When my son was about 3 weeks old, I ventured out to the grocery store by myself. I knew I had to be back in an hour to feed him, so it wasn’t a long trip—but it was a beautiful one. I needed that break. Sometimes, you just have to get away for a bit.
Leaving the house isn’t an option for everyone, but you can still steal a momentary escape in the comfort of your own home. Get lost in a book. Click around Pinterest. Watch a television show. Or, just enjoy the quiet: “My biggest secret,” confesses Jennifer Benson, mom of one in San Diego, California, “is that I sometimes will seriously act like I have to go to the bathroom, and I will sit on the lid of the toilet for 20 beautiful, quiet, no-one-around minutes.” I have done the same thing (more than once). Take some time for yourself. You’ll be a better mom for it when you get back to the grind.
You absolutely must find a reason to laugh at least once a day. If you don’t, you could very well drown in life itself. Studies have shown that laughter reduces stress, boosts your immune system and may even positively affect blood glucose levels—all good things for a recovering-from-pregnancy-and- delivery mama.

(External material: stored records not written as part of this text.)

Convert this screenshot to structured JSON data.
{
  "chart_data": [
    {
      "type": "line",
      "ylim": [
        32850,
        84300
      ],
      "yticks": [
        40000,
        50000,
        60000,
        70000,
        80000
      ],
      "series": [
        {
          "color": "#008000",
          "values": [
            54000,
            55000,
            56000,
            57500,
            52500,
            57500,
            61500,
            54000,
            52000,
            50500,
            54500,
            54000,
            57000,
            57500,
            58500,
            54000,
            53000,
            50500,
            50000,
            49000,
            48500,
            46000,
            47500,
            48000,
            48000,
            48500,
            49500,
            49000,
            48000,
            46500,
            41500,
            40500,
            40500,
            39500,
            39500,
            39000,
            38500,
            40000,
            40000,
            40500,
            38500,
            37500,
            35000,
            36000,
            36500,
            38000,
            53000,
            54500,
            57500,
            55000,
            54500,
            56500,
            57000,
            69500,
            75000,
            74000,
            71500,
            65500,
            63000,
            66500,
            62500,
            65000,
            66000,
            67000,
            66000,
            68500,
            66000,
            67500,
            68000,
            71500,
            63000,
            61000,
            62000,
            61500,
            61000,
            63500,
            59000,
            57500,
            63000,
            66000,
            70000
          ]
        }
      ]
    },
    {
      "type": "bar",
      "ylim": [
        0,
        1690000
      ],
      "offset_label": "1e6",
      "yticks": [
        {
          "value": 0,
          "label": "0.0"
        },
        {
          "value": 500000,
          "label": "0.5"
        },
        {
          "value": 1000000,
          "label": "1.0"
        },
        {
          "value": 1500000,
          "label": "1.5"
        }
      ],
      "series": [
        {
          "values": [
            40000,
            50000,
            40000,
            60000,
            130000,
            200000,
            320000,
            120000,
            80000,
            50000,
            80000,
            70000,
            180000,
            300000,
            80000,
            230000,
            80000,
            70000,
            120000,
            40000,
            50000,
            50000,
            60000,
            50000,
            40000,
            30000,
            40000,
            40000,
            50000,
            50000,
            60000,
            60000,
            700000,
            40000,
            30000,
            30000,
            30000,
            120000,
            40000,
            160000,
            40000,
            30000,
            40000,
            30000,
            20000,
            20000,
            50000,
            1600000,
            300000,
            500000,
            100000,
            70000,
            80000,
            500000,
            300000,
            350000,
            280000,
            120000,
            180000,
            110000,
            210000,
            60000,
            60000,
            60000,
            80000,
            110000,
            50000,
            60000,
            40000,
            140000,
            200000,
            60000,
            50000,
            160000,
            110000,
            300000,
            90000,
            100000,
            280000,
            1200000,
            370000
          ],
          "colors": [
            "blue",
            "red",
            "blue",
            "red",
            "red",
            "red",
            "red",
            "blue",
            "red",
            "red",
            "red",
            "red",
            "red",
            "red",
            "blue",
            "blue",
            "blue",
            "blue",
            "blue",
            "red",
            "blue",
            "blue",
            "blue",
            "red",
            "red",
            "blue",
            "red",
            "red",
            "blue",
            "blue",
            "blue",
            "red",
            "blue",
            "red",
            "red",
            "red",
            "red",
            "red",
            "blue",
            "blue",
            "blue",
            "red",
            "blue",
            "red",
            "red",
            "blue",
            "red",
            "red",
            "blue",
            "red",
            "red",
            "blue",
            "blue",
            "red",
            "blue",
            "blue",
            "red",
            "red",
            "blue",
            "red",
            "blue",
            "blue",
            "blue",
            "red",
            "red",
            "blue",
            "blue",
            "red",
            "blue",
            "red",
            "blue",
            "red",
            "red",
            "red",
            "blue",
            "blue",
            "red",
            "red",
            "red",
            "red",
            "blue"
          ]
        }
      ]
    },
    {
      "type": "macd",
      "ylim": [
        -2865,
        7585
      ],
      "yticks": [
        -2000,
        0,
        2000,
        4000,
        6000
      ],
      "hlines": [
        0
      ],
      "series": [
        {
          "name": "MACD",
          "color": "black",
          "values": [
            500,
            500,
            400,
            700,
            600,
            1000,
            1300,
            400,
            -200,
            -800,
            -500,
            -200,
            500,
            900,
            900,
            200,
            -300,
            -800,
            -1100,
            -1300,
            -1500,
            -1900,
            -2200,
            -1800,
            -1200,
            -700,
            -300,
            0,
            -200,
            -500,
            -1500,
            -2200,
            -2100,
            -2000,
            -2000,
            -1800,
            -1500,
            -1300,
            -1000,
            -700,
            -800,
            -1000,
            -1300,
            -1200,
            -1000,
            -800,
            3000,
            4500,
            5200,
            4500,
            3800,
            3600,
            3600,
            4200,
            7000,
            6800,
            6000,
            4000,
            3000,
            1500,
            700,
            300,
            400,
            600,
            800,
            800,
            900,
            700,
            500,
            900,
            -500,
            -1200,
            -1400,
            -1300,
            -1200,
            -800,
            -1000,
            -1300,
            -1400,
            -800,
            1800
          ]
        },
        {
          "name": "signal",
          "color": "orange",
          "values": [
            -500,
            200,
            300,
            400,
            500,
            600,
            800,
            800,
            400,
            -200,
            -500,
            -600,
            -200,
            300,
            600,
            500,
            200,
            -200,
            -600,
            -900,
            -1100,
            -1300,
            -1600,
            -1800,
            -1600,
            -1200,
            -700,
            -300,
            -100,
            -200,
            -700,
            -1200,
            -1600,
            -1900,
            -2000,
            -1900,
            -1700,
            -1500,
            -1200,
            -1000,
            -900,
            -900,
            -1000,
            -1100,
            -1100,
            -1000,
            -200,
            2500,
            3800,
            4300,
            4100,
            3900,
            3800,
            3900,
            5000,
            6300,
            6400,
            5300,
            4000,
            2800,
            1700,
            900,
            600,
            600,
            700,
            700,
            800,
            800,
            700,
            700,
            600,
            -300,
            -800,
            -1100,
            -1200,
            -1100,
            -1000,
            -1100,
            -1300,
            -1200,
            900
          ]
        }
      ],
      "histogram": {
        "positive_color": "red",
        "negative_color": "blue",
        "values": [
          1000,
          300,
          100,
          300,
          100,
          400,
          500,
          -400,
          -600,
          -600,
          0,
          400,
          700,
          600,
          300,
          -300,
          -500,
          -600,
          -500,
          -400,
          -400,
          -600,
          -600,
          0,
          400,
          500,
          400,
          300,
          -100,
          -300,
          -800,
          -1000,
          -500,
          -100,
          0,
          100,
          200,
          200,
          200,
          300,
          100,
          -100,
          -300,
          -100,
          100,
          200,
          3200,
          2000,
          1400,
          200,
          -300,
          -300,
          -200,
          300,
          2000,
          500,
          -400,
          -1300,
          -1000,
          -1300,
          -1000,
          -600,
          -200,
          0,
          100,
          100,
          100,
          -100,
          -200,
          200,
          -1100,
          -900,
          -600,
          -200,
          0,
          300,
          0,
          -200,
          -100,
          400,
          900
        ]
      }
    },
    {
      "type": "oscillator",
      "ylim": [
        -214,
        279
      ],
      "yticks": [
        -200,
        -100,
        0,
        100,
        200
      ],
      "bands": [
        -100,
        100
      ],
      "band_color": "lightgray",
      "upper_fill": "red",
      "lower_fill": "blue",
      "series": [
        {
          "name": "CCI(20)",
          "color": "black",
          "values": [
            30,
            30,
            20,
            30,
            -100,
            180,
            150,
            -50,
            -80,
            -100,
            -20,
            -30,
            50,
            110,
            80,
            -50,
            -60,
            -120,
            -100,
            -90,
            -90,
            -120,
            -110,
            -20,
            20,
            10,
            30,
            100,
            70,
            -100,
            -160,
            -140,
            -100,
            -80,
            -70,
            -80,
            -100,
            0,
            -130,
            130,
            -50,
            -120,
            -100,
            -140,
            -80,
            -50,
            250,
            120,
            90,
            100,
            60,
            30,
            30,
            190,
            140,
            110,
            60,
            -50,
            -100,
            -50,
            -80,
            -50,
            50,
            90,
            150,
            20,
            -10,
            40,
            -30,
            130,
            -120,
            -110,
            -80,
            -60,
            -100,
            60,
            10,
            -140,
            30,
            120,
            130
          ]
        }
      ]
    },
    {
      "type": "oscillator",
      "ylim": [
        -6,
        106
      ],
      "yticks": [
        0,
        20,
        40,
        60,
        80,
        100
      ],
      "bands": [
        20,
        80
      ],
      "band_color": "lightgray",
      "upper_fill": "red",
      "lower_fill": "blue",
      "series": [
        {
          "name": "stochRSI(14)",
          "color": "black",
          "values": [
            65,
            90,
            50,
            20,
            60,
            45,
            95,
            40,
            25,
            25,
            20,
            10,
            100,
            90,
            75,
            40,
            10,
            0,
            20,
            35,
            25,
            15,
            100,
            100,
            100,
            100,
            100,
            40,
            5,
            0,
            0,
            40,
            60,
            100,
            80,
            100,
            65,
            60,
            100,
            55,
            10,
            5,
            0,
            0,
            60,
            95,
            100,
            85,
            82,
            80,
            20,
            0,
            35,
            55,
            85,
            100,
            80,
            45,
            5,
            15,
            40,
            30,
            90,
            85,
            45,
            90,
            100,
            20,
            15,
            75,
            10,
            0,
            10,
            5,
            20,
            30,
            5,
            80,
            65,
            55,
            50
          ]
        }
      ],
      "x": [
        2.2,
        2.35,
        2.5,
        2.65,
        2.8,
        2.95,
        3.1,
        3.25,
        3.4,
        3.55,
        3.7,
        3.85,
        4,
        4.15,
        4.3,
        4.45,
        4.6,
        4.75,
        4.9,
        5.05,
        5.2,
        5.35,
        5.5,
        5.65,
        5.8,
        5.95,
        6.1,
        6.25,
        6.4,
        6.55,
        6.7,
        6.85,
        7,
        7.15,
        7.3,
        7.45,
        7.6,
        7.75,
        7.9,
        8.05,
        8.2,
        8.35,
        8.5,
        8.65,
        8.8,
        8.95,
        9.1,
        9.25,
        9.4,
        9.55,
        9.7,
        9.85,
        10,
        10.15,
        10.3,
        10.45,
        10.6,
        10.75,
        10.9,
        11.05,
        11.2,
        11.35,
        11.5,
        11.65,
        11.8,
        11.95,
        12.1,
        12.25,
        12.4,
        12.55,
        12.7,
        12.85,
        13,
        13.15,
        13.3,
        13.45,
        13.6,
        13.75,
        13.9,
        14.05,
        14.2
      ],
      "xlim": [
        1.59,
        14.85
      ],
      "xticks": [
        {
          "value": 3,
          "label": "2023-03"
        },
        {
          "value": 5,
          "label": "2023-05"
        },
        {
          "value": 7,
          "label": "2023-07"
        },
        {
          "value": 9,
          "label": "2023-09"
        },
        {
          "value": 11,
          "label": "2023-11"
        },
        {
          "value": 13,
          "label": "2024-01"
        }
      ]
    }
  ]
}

Of course, everyone finds humor in different ways. You might enjoy a movie, read the comics, peruse YouTube clips, phone a friend … whatever works for you. They’re not lying when they say laughter is the best medicine.
You also must learn to laugh at everything you’re going through. You’re going to have rough days, but you’re also going to live through them—and learning to laugh off the small stuff is the first step. Having a newborn is so, so hard. But it is also so, so awesome. Which brings us to …
These days won’t last forever. And to me, that is both a blessing and a curse. A blessing because you will, eventually, begin sleeping through the night again. Breastfeeding will become almost effortless. You might even get to go out on a real date with your partner sometime soon and actually feel like a lady, not just a baby-maker. But it’s a curse because every second that passes is a second you can never get back—and those seconds fly by so quickly.
People will frequently tell you to enjoy every single second of motherhood. But I think those people are setting you up for disappointment. The truth is, every single moment isn’t awesome. When your baby is sleeping contentedly in your arms or cooing sweet nothings to you, soak it in. Don’t think about the dishes. Be right there in that moment. That’s the good stuff.
Those moments when your child is screaming bloody murder and you have exhausted tears running down your cheeks and spit-up caked in your hair? You don’t have to enjoy those moments. Parenting isn’t 100 percent kittens and roses, and admitting that doesn’t make you any less of a mom. There will be good times and bad, and you have to embrace them both.
Being a mama isn’t always easy, but keep in mind that parenting isn’t a contest. You don’t have to be supermom or do it all. All you have to do is be the best mom you can be. Trust me, that tiny babe in your arms thinks you’re pretty much the bee’s knees. Savor this crazy time, and love your little one with all you’ve got.